I also tested the standard fix for that: pin a handful of “attention sink” tokens at the very start so eviction doesn’t wreck the model’s output. It didn’t help, because it isn’t built to help with this. Attention sinks exist to keep the softmax from destabilizing when you evict aggressively — to stop the model from degenerating into repetition or garbage. They were never designed to preserve arbitrary important content that happens to live in the middle of a long document, and my numbers show that gap directly: the sink tokens kept output coherent, and the model still forgot every fact.
Why this matters more than a rebuttal-tweet’s worth
None of this makes Carmack wrong. It sharpens where the idea actually applies. Streaming weights from flash is a genuinely good idea because weights are the one part of inference that behaves exactly the way flash wants: fixed, read-only, identical every pass. The KV cache is the part of the same system that does the opposite of all three of those things, and bounding it to make it flash-friendly doesn’t just cost you memory bandwidth — it costs you the thing the cache exists to provide in the first place.

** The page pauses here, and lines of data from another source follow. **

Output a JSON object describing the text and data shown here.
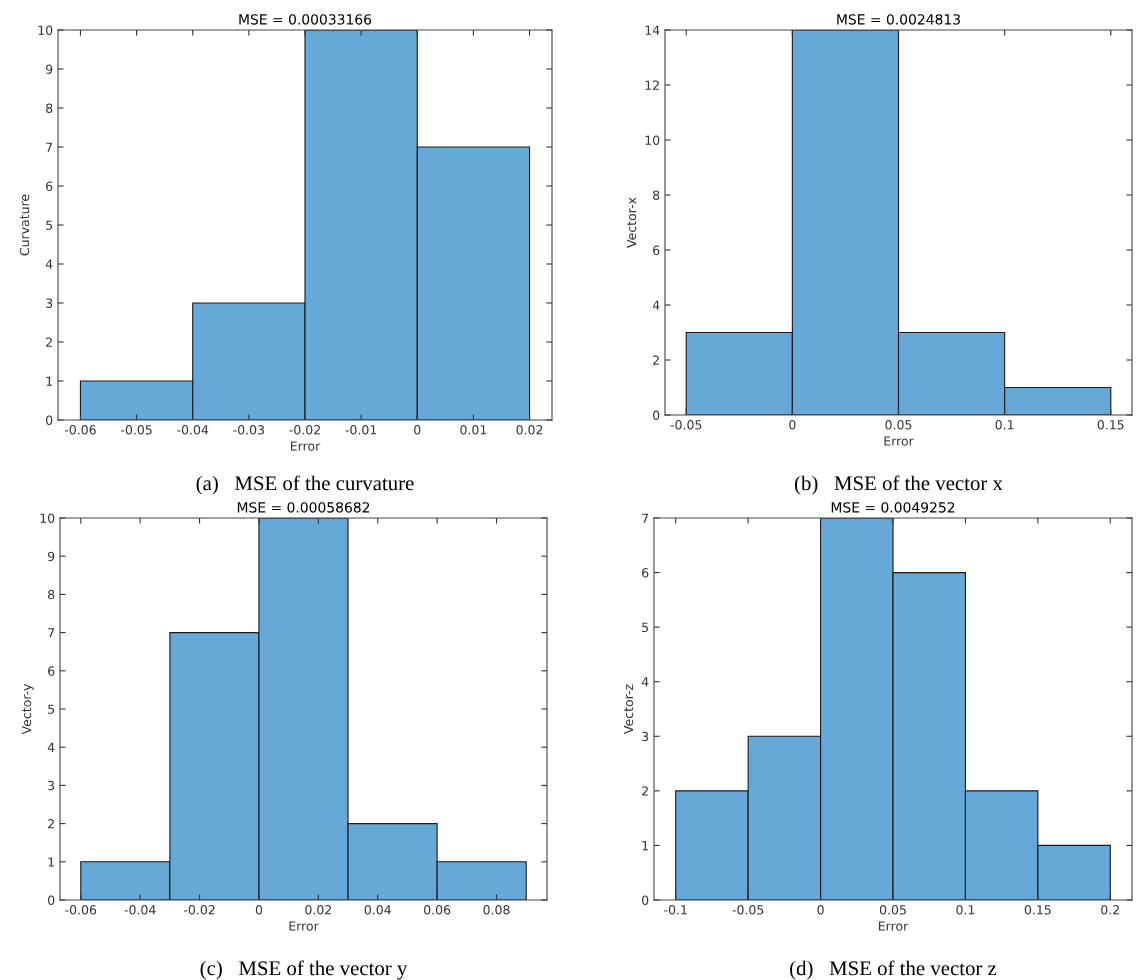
{
  "chart_data": [
    {
      "type": "histogram",
      "title": "MSE = 0.00033166",
      "xlabel": "Error",
      "ylabel": "Curvature",
      "bins": [
        -0.06,
        -0.04,
        -0.02,
        0,
        0.02
      ],
      "values": [
        1,
        3,
        10,
        7
      ],
      "color": "#66a8d8",
      "xlim": [
        -0.064,
        0.024
      ],
      "xticks": [
        -0.06,
        -0.05,
        -0.04,
        -0.03,
        -0.02,
        -0.01,
        0,
        0.01,
        0.02
      ],
      "ylim": [
        0,
        10
      ],
      "yticks": [
        0,
        1,
        2,
        3,
        4,
        5,
        6,
        7,
        8,
        9,
        10
      ],
      "grid": false,
      "annotations": [
        "(a)   MSE of the curvature"
      ]
    },
    {
      "type": "histogram",
      "title": "MSE = 0.0024813",
      "xlabel": "Error",
      "ylabel": "Vector-x",
      "bins": [
        -0.05,
        0,
        0.05,
        0.1,
        0.15
      ],
      "values": [
        3,
        14,
        3,
        1
      ],
      "color": "#66a8d8",
      "xlim": [
        -0.06,
        0.16
      ],
      "xticks": [
        -0.05,
        0,
        0.05,
        0.1,
        0.15
      ],
      "ylim": [
        0,
        14
      ],
      "yticks": [
        0,
        2,
        4,
        6,
        8,
        10,
        12,
        14
      ],
      "grid": false,
      "annotations": [
        "(b)   MSE of the vector x"
      ]
    },
    {
      "type": "histogram",
      "title": "MSE = 0.00058682",
      "xlabel": "Error",
      "ylabel": "Vector-y",
      "bins": [
        -0.06,
        -0.03,
        0,
        0.03,
        0.06,
        0.09
      ],
      "values": [
        1,
        7,
        10,
        2,
        1
      ],
      "color": "#66a8d8",
      "xlim": [
        -0.067,
        0.097
      ],
      "xticks": [
        -0.06,
        -0.04,
        -0.02,
        0,
        0.02,
        0.04,
        0.06,
        0.08
      ],
      "ylim": [
        0,
        10
      ],
      "yticks": [
        0,
        1,
        2,
        3,
        4,
        5,
        6,
        7,
        8,
        9,
        10
      ],
      "grid": false,
      "annotations": [
        "(c)   MSE of the vector y"
      ]
    },
    {
      "type": "histogram",
      "title": "MSE = 0.0049252",
      "xlabel": "Error",
      "ylabel": "Vector-z",
      "bins": [
        -0.1,
        -0.05,
        0,
        0.05,
        0.1,
        0.15,
        0.2
      ],
      "values": [
        2,
        3,
        7,
        6,
        2,
        1
      ],
      "color": "#66a8d8",
      "xlim": [
        -0.115,
        0.215
      ],
      "xticks": [
        -0.1,
        -0.05,
        0,
        0.05,
        0.1,
        0.15,
        0.2
      ],
      "ylim": [
        0,
        7
      ],
      "yticks": [
        0,
        1,
        2,
        3,
        4,
        5,
        6,
        7
      ],
      "grid": false,
      "annotations": [
        "(d)   MSE of the vector z"
      ]
    }
  ]
}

If flash-streamed weights become how inference actually gets built — and the economics genuinely argue for it — the KV cache doesn’t get to ride along for free. It needs its own answer, and “shrink it until it fits the same box as the weights” is a real, measured way to lose the conversation’s memory, not a free trick.
Data and harness: github.com/robertlangdonn/kv-cache-tax (the growth curve is v1; the eviction table is the newer leg, same repo).